[Codel] [Cake] Proposing COBALT
Jonathan Morton
chromatix99 at gmail.com
Fri May 20 13:31:35 EDT 2016
> On 20 May, 2016, at 19:03, David Lang <david at lang.hm> wrote:
>
> On Fri, 20 May 2016, Jonathan Morton wrote:
>
>>>> If the relative load from the flow decreases, BLUE’s action will begin to leave the subqueue empty when serviced, causing BLUE’s drop probability to fall off gradually, potentially until it reaches zero. At this point the subqueue is naturally reset and will react normally to subsequent traffic using it.
>>> But if we reach a queue length of codel’s target (for some small amount of time), would that not be the best point in time to hand back to codel? Otherwise we push the queue to zero only to have codel come in and let it grow back to target (well approximately).
>>
>> No, because at that moment we can only assume that it is the heavy pressure of BLUE that is keeping the queue under control. Again, this is an aspect of Codel’s behaviour which should not be duplicated in its alternate, because it depends on assumptions which have been demonstrated not to hold.
>>
>> BLUE doesn’t even start backing off until it sees the queue empty, so for the simple and common case of an isochronous flow (or a steady flood limited by some upstream capacity), BLUE will rapidly increase its drop rate until the queue stops being continuously full. In all likelihood the queue will now slowly and steadily drain until it is empty. But the load is still there, so if BLUE stopped dropping entirely at that point, the queue would almost instantly be full again and it would have to ramp up from scratch.
>>
>> Instead, BLUE backs off slightly and waits to see if the queue *remains* empty during its timeout. If so, it backs off some more. As long as the queue is still serviced while BLUE’s drop probability is nonzero, it will back down all the way to zero *if* the traffic has really gone away or become responsive enough for Codel to deal with.
>>
>> Hence BLUE will hand control back to Codel only when it is sure its extra effort is not required.
>
> How about testing having BLUE back off not when the queue is empty, but when the queue is down to the codel target.
>
> If it's efforts are still needed, it will ramp back up, but waiting for the queue to go all the way to zero repeatedly, with codel still running, seems like a pessimistic way to go that will over-penalize a flow that eventually corrects itself.
I can think of three cases where BLUE might trigger on a flow which is, in fact, responsive.
1) The true RTT is *much* longer than the estimated RTT - this could reasonably happen if the estimated RTT is “regional” grade but the flow is going over a satellite link or two.

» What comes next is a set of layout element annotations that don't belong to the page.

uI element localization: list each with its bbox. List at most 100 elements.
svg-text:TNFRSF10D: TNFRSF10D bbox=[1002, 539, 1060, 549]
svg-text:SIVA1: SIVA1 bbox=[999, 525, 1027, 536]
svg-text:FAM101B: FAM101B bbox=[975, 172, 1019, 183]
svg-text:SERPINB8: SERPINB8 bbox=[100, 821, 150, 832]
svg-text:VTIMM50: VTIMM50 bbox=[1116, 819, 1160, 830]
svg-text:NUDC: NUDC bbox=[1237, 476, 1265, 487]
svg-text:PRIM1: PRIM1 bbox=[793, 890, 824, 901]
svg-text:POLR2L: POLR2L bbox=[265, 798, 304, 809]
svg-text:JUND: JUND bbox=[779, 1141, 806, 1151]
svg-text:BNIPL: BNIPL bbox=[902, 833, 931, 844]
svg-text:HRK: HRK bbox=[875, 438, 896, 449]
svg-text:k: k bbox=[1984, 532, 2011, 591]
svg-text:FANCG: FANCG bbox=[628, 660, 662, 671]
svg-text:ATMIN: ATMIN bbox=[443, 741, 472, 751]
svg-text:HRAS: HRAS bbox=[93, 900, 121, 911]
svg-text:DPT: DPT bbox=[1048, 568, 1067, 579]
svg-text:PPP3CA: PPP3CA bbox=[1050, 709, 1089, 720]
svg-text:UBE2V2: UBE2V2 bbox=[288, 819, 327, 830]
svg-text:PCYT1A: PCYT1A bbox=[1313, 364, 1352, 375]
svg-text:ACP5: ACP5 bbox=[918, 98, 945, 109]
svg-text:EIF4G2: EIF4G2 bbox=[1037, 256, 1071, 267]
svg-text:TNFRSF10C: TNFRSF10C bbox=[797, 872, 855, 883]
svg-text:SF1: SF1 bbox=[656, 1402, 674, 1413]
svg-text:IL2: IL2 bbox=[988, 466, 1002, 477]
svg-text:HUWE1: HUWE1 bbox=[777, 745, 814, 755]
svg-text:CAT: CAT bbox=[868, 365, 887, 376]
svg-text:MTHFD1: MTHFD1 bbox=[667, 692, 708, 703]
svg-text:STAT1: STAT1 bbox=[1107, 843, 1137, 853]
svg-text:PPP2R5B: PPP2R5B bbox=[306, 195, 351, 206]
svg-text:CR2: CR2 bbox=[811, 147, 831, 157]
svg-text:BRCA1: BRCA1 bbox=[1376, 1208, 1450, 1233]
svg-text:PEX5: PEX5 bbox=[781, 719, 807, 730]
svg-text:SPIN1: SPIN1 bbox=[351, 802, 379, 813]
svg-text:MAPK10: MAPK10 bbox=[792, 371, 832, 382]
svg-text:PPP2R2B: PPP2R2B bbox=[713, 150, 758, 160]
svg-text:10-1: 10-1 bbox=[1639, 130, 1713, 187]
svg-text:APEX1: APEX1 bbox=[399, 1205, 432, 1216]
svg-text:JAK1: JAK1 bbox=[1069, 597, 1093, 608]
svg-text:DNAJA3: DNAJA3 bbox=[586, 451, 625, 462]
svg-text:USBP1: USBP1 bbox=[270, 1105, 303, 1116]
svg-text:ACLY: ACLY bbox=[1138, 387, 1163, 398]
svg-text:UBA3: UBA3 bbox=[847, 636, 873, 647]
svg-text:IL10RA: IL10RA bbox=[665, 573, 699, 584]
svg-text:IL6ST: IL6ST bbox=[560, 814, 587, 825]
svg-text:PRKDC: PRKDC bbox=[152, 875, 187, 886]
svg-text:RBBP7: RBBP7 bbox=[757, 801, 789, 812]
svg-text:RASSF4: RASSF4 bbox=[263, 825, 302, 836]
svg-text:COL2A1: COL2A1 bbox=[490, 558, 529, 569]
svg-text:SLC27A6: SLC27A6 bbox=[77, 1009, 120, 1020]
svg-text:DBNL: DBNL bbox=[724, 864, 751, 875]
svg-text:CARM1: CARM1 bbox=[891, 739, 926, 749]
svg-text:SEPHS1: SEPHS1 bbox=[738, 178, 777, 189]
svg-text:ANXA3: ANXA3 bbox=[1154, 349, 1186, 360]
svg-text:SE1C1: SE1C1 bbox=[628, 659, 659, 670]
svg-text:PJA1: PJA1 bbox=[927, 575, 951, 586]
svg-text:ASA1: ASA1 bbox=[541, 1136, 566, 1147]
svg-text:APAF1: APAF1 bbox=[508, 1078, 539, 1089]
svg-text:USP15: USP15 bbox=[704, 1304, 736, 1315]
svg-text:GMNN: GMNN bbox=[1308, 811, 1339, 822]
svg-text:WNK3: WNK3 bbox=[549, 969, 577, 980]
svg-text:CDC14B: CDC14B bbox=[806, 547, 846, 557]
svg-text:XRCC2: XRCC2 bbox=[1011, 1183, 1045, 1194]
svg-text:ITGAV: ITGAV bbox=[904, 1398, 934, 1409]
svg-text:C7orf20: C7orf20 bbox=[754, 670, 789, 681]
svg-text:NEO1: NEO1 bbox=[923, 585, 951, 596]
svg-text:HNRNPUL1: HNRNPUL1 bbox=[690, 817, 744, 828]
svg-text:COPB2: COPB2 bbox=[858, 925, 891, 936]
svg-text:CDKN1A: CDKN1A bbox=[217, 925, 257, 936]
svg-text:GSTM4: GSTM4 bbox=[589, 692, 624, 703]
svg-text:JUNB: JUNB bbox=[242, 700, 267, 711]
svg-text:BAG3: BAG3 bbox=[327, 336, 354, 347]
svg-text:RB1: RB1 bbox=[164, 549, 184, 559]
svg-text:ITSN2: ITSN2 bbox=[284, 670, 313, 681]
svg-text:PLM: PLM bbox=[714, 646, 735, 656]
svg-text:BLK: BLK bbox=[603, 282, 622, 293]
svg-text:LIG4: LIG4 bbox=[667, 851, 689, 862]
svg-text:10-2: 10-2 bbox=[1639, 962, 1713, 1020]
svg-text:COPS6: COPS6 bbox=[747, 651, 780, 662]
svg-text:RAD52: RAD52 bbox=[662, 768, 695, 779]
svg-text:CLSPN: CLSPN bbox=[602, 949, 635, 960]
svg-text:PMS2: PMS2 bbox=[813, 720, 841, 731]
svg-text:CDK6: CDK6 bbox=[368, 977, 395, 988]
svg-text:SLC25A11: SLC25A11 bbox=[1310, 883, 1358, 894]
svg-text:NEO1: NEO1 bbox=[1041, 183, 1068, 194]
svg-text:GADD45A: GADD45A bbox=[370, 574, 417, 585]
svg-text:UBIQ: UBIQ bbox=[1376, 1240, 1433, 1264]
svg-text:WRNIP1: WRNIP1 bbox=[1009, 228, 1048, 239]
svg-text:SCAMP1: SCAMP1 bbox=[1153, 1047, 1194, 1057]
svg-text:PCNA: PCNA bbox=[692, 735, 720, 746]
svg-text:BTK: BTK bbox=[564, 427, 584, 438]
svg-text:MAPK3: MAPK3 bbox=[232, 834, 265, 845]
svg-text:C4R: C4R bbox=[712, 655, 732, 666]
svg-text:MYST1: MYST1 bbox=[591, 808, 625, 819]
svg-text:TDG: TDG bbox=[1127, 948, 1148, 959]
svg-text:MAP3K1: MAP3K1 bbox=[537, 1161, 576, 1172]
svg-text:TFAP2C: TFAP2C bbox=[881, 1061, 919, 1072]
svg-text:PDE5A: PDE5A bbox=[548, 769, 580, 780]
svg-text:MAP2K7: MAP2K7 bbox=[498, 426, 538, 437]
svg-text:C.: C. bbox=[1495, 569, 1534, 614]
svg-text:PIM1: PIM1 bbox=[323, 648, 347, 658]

Since the queue limit is auto-tuned (in Cake) with the estimated RTT in mind, it’s possible for a TCP in slow-start to bounce off the end of that queue if it has a very long RTT, even though Codel is frantically signalling to it over ECN. The damage here is limited to a few, widely-spaced dropped packets which are easily retransmitted, with no RTOs, and a somewhat excessive (temporary) reduction in the congestion window.
2) Something downstream is munging the ECN bits and erasing Codel’s signal. This should be a rare situation in practice, but effectively leaves BLUE in sole charge of managing the queue length via packet drops. It should be adequate at that job.
3) The flow is managed by DCTCP rather than a normal TCP. DCTCP’s response to ECN signalling is much softer than standard, and I suspect Codel will be unable to control it, because it doesn’t behave the way DCTCP expects (which is something more akin to a specially configured RED). However, DCTCP is (supposed to be) responsive to packet drops to the standard extent, so as in case 2, BLUE will take sole charge.
I don’t really see how leaving Codel “primed” to take over from BLUE helps in any of these situations. However, Codel’s additional action superimposed on BLUE might result in a stable state emerging, rather than the queue length oscillating between “empty” and “full”. This is best achieved by having BLUE’s down-trigger *below* that of Codel.